Exactly! Unfortunately, right after 9/11 happened, 24 became a very popular TV show and I think for a lot of the country, that was the extent of their knowledge about torture and those kinds of things. But the whole Times Square ticking time bomb scenario, from a visceral standpoint, makes sense, but that scenario has never actually been the case. I guess I still hope that at some point people will look at it objectively and look at the actual facts and say that this was a substantial detour from who we claimed to be as Americans and it was ineffective.

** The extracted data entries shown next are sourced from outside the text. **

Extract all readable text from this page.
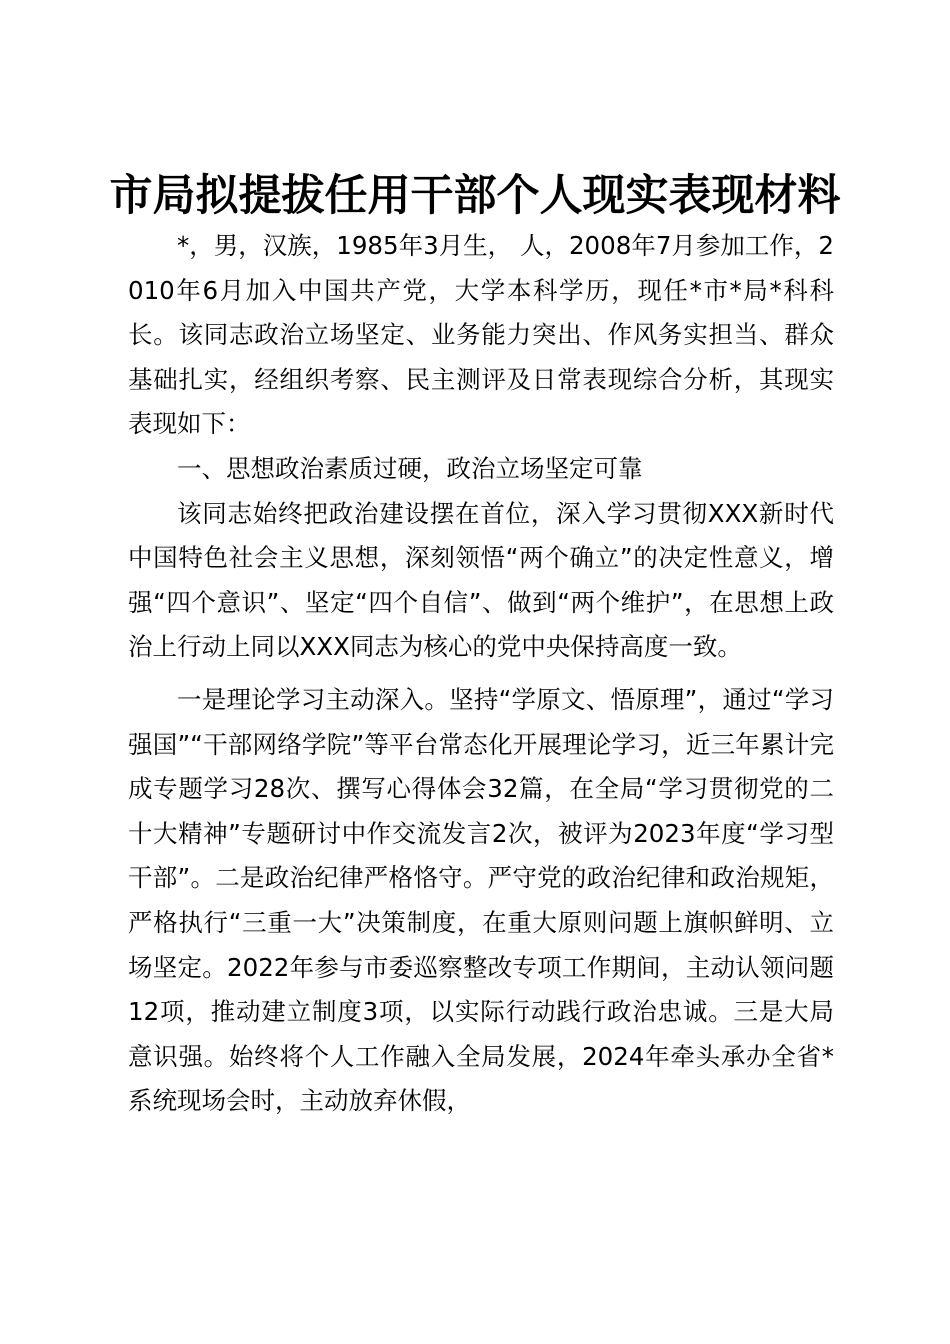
市局拟提拔任用干部个人现实表现材料

*，男，汉族，1985年3月生， 人，2008年7月参加工作，2010年6月加入中国共产党，大学本科学历，现任*市*局*科科长。该同志政治立场坚定、业务能力突出、作风务实担当、群众基础扎实，经组织考察、民主测评及日常表现综合分析，其现实表现如下：

一、思想政治素质过硬，政治立场坚定可靠

该同志始终把政治建设摆在首位，深入学习贯彻XXX新时代中国特色社会主义思想，深刻领悟“两个确立”的决定性意义，增强“四个意识”、坚定“四个自信”、做到“两个维护”，在思想上政治上行动上同以XXX同志为核心的党中央保持高度一致。

一是理论学习主动深入。坚持“学原文、悟原理”，通过“学习强国”“干部网络学院”等平台常态化开展理论学习，近三年累计完成专题学习28次、撰写心得体会32篇，在全局“学习贯彻党的二十大精神”专题研讨中作交流发言2次，被评为2023年度“学习型干部”。二是政治纪律严格恪守。严守党的政治纪律和政治规矩，严格执行“三重一大”决策制度，在重大原则问题上旗帜鲜明、立场坚定。2022年参与市委巡察整改专项工作期间，主动认领问题12项，推动建立制度3项，以实际行动践行政治忠诚。三是大局意识强。始终将个人工作融入全局发展，2024年牵头承办全省*系统现场会时，主动放弃休假，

If you weigh the pros and cons, the cons win this one easily.

For one closing question, if there was one piece of advice you could give anyone in the Administration right now that they would take, what would it be?

Since Guantanamo and the military commissions have been among my top priorities, my recommendation would be to end the military commissions and prosecute the cases in federal court, and I guess there’s some reason for hope that it could happen given that recently President Trump said people were telling him to send the guy from New York City to Gitmo and prosecute him in the military tribunals, but he noted that the 9/11 cases have been mired in the Guantanamo quicksand for eleven-plus years now, so President Trump said we’re going to use the court in New York City, the federal court, to prosecute the offender. That at least suggests there’s a recognition that the military commissions are not a good idea. So maybe that’ll take hold and at some point we’ll actually talk about this in the past tense rather than the present tense.